Gov. Andrew Cuomo hailed the 2013 New York SAFE Act as the toughest gun control law in the nation, and one of its most important provisions was the mandatory registration of all "assault weapons" in the state. This isn't a confiscation or even a ban, so it's nowhere near as severe as what O'Rourke and others are pushing—it's just a teeny weeny little registration requirement.
So how has that worked out? Well, according to the National Shooting Sports Foundation's conservative estimate, New Yorkers owned about 1 million "assault weapons" at the time the ban was passed. So the 44,000 that were actually registered are about 4 percent of the total. This noncompliance with the law is widespread and mostly open, but the police aren't doing much about it.
There's a few other issues that I'm just glossing over but I really want to know whether people are seriously really legitimately asking for for a gun buyback because it totally seems either incredibly dangerous or wildly ineffective.
For one, it appears that the focus on "assault weapons" is a convenient scapegoat even though the overwhelming majority of firearm homicides are by handguns. Why not commit to a mandatory handgun buyback? Especially since common semi-automatic models are made to accept 100-round magazines.

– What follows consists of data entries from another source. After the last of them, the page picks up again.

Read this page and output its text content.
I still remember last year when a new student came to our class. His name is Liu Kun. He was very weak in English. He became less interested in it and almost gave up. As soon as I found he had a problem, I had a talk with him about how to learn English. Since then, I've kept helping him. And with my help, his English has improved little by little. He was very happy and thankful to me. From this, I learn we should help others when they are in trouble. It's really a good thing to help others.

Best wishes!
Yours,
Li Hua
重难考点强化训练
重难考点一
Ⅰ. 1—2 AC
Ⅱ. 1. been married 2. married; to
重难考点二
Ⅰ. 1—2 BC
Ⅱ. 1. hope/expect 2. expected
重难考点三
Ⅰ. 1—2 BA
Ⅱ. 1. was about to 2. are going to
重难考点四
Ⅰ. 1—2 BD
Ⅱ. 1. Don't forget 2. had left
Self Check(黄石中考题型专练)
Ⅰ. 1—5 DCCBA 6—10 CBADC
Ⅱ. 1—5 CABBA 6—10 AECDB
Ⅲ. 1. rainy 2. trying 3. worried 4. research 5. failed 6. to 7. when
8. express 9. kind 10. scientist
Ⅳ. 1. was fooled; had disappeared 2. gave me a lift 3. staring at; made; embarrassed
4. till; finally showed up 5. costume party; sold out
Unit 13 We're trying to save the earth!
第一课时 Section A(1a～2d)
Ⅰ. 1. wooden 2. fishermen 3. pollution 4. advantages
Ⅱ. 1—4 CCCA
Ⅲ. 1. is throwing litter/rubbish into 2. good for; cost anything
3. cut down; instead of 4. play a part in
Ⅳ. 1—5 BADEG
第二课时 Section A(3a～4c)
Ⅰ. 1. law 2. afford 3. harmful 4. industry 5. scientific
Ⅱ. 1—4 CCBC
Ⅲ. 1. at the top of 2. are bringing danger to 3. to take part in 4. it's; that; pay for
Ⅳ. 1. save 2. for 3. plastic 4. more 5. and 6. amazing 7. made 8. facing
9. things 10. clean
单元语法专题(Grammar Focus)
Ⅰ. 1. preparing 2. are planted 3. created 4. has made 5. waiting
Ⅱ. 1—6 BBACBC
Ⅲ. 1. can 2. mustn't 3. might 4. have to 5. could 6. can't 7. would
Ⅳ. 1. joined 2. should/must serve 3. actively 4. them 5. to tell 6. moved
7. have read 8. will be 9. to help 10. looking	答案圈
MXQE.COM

Second, for many years gun owners have heard the refrain of "No one is coming for your guns" and that has now evaporated into mist. People really fucking like their guns. If a bunch of cattle ranchers took over a government building to protest grazing fee enforcement, I can't fucking imagine the shit they'll pull when you tell them they have to surrender their firearms.
How exactly would this be enforced? Technically there is no gun registry (The ATF does operate a deliberately handicapped tracing facility in WV where computers are banned) so there's no real way of knowing who actually owns guns. Even if you did, how do you deal with folks who refuse to participate in the 'mandatory' buyback? I assume the only recourse is to send armed men to arrest them which...does not seem like a good idea given the situation.
I'm ignoring for now the legality of such a proposal, the baffling focus on irrelevant firearm features, and the prominence of 3d printing and 80% lowers. The list kind of goes on. From where I'm sitting, it doesn't seem like the advocates have actually thought through beyond step 1. I'm open to changing my mind if there is evidence.